Spending on international travel has increased as border restrictions lifted, and total international passenger movements increased 412 per cent year-on-year to May 2022.

However, non-discretionary inflation is outpacing discretionary inflation, putting pressure on households on fixed and limited incomes who can’t cut back their consumption of essential goods and services such as food and fuel. “As the term suggests, essential services are very price inelastic,” Rebecca Billings, Commissioner at the Victorian Essential Services Commission, told viewers at the CEDA Economic Update livestream.

“That means it is unlikely that price increases or interest rate rises are going to reduce demand for these services. In fact, price increases in essential services are likely to exacerbate inflationary pressures in other sectors of the economy.”


The dramatic increase in fresh produce that consumers have been seeing in supermarkets over the past few months is reflected in the figures.
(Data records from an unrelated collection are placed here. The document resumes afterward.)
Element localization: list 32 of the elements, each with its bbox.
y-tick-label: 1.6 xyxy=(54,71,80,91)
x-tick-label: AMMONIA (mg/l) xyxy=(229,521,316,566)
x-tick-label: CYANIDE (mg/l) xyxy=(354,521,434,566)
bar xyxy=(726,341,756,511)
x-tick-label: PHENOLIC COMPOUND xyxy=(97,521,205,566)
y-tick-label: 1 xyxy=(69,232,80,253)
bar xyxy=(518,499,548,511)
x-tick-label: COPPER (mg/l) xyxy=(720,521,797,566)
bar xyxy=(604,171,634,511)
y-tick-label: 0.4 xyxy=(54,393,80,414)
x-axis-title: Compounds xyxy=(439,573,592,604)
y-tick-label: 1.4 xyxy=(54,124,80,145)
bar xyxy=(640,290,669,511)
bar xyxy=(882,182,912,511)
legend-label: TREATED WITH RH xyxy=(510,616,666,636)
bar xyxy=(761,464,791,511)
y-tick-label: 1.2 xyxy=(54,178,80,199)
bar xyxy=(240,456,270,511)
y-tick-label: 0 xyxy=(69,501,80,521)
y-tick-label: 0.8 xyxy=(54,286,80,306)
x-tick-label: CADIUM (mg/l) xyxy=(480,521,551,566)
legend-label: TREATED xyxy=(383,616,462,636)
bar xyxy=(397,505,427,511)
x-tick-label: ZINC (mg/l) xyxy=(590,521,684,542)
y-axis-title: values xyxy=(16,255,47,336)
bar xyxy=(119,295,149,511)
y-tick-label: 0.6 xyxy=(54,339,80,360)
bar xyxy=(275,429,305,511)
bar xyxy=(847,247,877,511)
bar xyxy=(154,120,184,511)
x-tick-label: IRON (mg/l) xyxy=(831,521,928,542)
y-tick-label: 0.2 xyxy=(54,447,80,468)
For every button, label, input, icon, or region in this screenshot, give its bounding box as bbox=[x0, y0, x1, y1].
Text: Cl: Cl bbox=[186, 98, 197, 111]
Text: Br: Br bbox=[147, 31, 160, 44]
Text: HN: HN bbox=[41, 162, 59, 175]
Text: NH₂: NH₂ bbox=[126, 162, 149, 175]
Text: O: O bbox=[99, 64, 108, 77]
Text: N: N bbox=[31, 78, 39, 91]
Since the March quarter, vegetables prices have risen by 7.3 per cent.

Australian Food and Grocery Council CEO Tanya Barden said weather-related events have had a direct effect on fresh food and grocery supplies and overall food inflation.

“We've had the flooding in central Australia earlier this year, which meant that WA was cut off from the rest of the country and we had to divert product from Victoria up around through Queensland, NT and then over into WA,” she said.

“Rail line and roads were out of service for a considerable period of time. As well as those freight cost increases, the flooding has then continued on the East Coast of Australia, which has impacted fruit and vegetable supply, meat supply and also dairy supply and of course many of you will be familiar with the $10 lettuces that emerged over the recent times.”

Many of the current drivers of inflation are supply-side factors, including supply chain disruptions, labour shortages, and rising input costs. CEDA Senior Economist Cassandra Winzar said it is unlikely these will resolve quickly.

“In the UK, the US and much of Europe, inflation is running at closer to 10 per cent per annum,” she said.

“It no longer appears that this bout of inflation can be quickly tamed or will resolve itself on the back of improvements in the supply chain, as many were arguing just a few months ago.”

Tanya Barden also predicted that inflationary pressures would be around for some time.

“Unfortunately, consumers do need to understand that there is going to be 18 months at least where inflation is going to be above what has been normal,” she said.